A Shrub or bush is distinguished from a tree by its multiple stems and shorter height, usually under 5–6 m tall. A large number of plants can be either shrubs or trees, depending on the growing conditions they experience. Small, low shrubs such as lavender and periwinkle are often termed subshrubs.
Shrubs are a key foundation planting for many gardens. They offer structure and organizing points. Many also supply year-round colour, as well as food and shelter for wildlife. Choose shrubs that are sized to fit your landscape — dwarf, mid-size, or full-height varieties, for example. You may also look for shrubs that work best for your particular garden, such as hardiness, the amount of sunlight, as well as their growth habit and design potential.
Shrubs form the backbone of many a garden and planting scheme, providing structure as well as decorative appeal. They vary enormously in shape, habit, bark texture, flower type and foliage and many are highly fragrant too. Their ‘glory seasons’ are similarly varied and many shrubs are decorative at more than one time of year, bearing spring or summer flowers, berries, striking autumn foliage and in some cases, colourful stems to cheer winter gardens. Shrubs in common garden practice are generally broad-leaved plants.
Shrubs can be either Evergreen or Deciduous :
Evergreen shrubs are a must for any garden, providing year round colour and structure. They can be added to mixed borders or used as hedging to create privacy. Many stay green throughout the winter followed by wonderful flower displays in the summer months.
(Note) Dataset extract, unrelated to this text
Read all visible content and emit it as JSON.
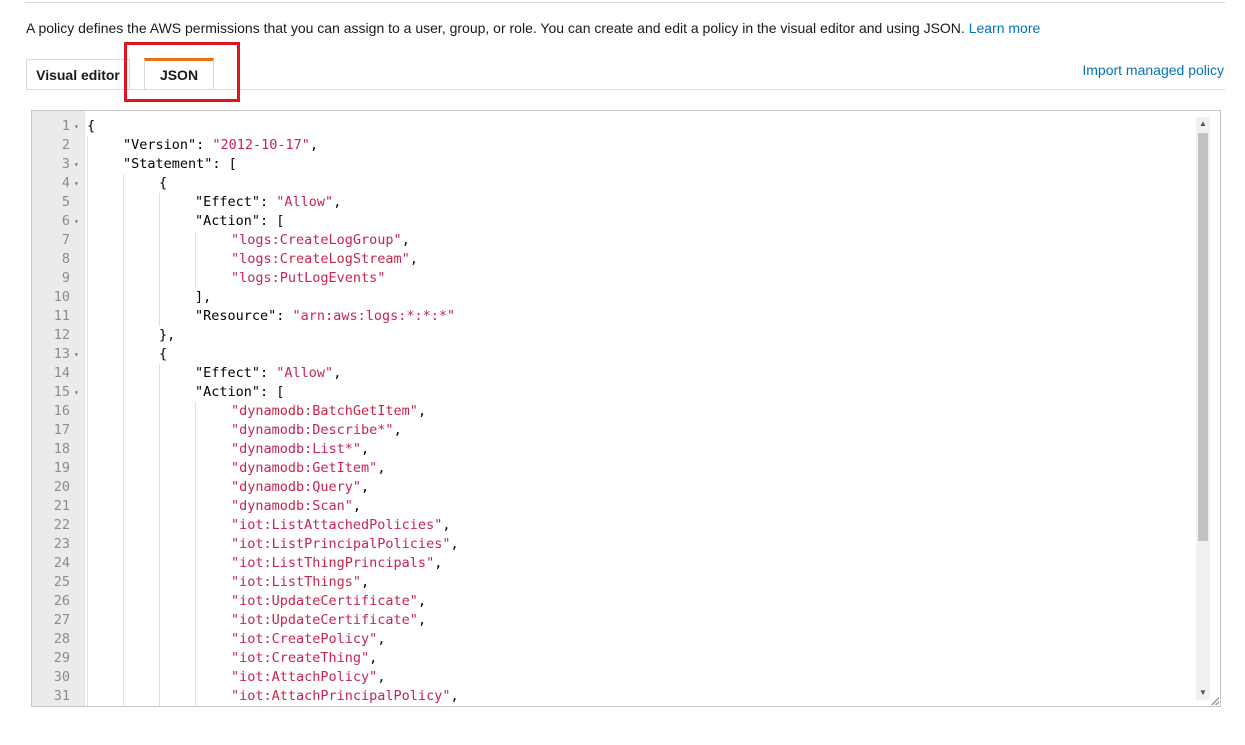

Deciduous shrubs are essential for completing a border and forming the backbone to the garden and bringing interest all through the year. Many deciduous shrubs fill the garden with flower and scent throughout the summer months, while others bring brilliant autumn colour and bright berries. But all deciduous shrubs, when their deciduous leaves finally fall and the bones of the shrub are revealed, bring a vital structural dimension to the garden.